Recent Buying Selling Lifestyle Investor Tenants
Recent Buying Selling Lifestyle Investor Tenants
Tenants

Renting with Pets

21-Oct-2019
Written by Sarah Newton
Are you struggling to rent a property because you have pets? We have some tips on how to find a pet friendly apartment and win over a prospective landlord.

1. Talk to your Agent
Even if a property says "no pets allowed", ask your property manager to talk to the landlord to see if they can adjust their answer based on the pet you have. Don't be afraid to ask because you will never know until you try.

2. Offer more rent
If you have found the perfect place to rent but they don't allow pets, offer another $10 per week of your rent. This could help convince the landlord to take your offer over other applications. However, this is no guarantee to getting approved for a property if the landlord is certain they don't want pets in their property.

3. Prepare pet references
Providing details and context of your pet to the prospective landlord could sway their opinion of no pets in their property.

Create a pet reference.

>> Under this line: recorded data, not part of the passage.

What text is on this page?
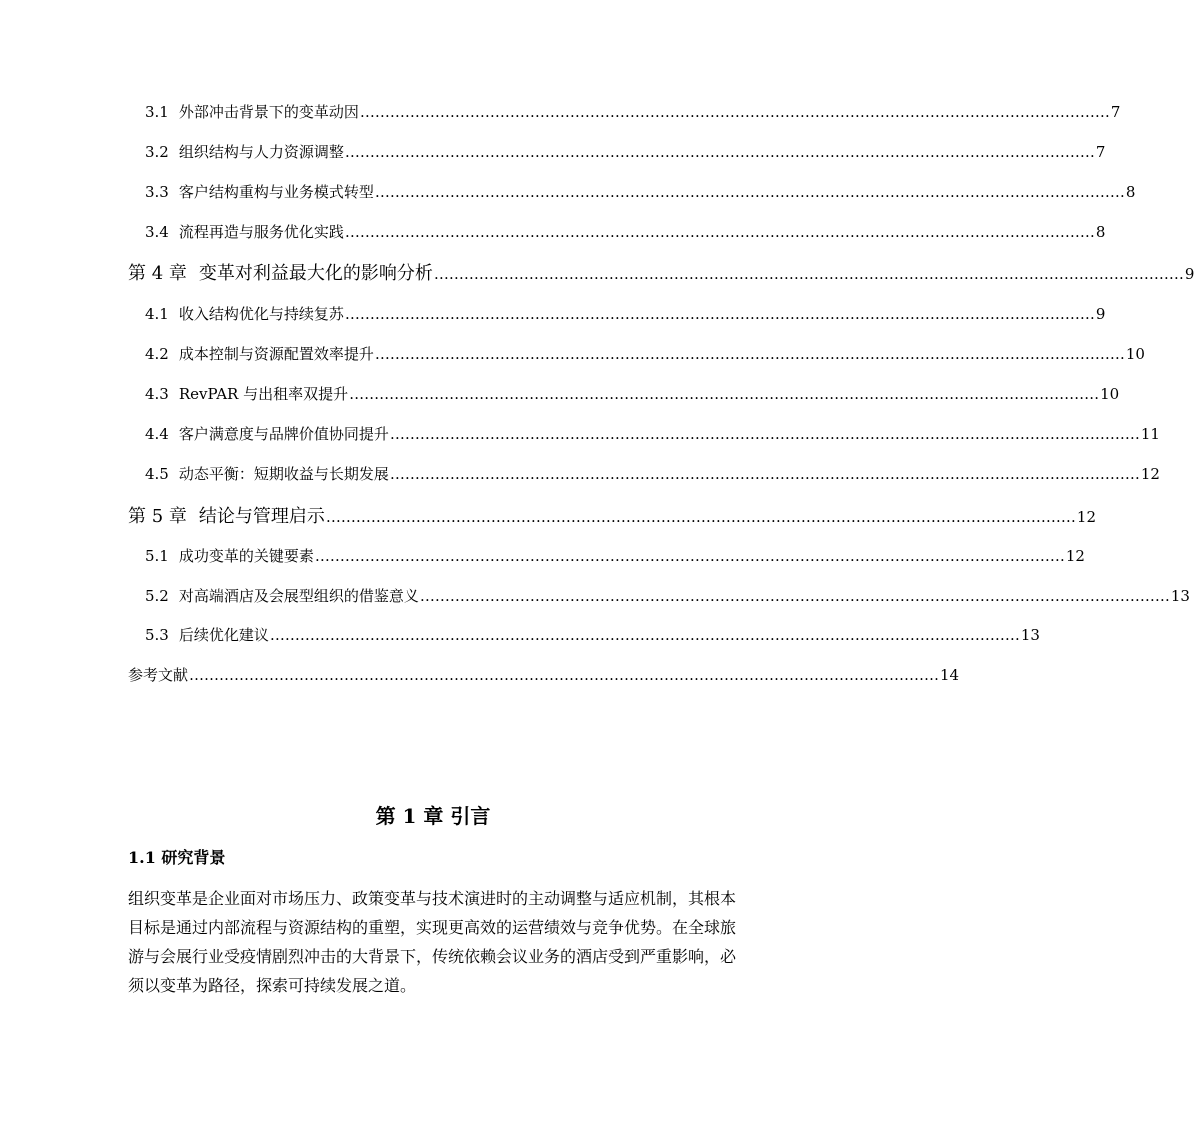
3.1 外部冲击背景下的变革动因 …………………………………………………………………………………………………………………………………… 7
3.2 组织结构与人力资源调整 …………………………………………………………………………………………………………………………………… 7
3.3 客户结构重构与业务模式转型 …………………………………………………………………………………………………………………………………… 8
3.4 流程再造与服务优化实践 …………………………………………………………………………………………………………………………………… 8
第 4 章 变革对利益最大化的影响分析 …………………………………………………………………………………………………………………………………… 9
4.1 收入结构优化与持续复苏 …………………………………………………………………………………………………………………………………… 9
4.2 成本控制与资源配置效率提升 …………………………………………………………………………………………………………………………………… 10
4.3 RevPAR 与出租率双提升 …………………………………………………………………………………………………………………………………… 10
4.4 客户满意度与品牌价值协同提升 …………………………………………………………………………………………………………………………………… 11
4.5 动态平衡：短期收益与长期发展 …………………………………………………………………………………………………………………………………… 12
第 5 章 结论与管理启示 …………………………………………………………………………………………………………………………………… 12
5.1 成功变革的关键要素 …………………………………………………………………………………………………………………………………… 12
5.2 对高端酒店及会展型组织的借鉴意义 …………………………………………………………………………………………………………………………………… 13
5.3 后续优化建议 …………………………………………………………………………………………………………………………………… 13
参考文献 …………………………………………………………………………………………………………………………………… 14
第 1 章 引言
1.1 研究背景

组织变革是企业面对市场压力、政策变革与技术演进时的主动调整与适应机制，其根本目标是通过内部流程与资源结构的重塑，实现更高效的运营绩效与竞争优势。在全球旅游与会展行业受疫情剧烈冲击的大背景下，传统依赖会议业务的酒店受到严重影响，必须以变革为路径，探索可持续发展之道。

In the reference include what type of pet you have (e.g. dog or cat), the breed of your pet, the pets age, temperament and vaccination history. Even add in an image of your pet to show how cute and friendly they are !

Another tip is if you have previously rented, get your previous property manager to give the new agent a reference. If your previous property manager experienced no problems with your pet in the property, this can be a great way to prove your pet will be no harm to the new property you are looking at.

4. Pets-eye view
Sometimes a landlord is right in not wanting pets in their property. If you think about it, is it really fair to keep your dog locked up in a one bedroom apartment with no backyard?

Search for properties that are not only suitable for you, but for your pets as well. By doing this, you will have a better chance in convincing a prospective landlord to allow you to have pets within the property.

5. Commit to clean
Offer to ensure all pet hair is removed and thoroughly cleaned before you leave the property. Even though you are already obligated to clean the property before you end a lease, providing further assurance and commitments to deep clean carpets, treat for fleas and deodorise might make the landlord feel at ease and allow pets in the property.

Whilst attempting to convince your prospective landlord to allow pets you must also consider that in some circumstances its not always up to the landlord. Strata and communal laws may prohibit or restrict animals in a property, even if the landlord is ok with pets. You must also remember to respect the landlords decision if they do not wish to have a pet in their property as it is ultimately their decision if not covered by Strata.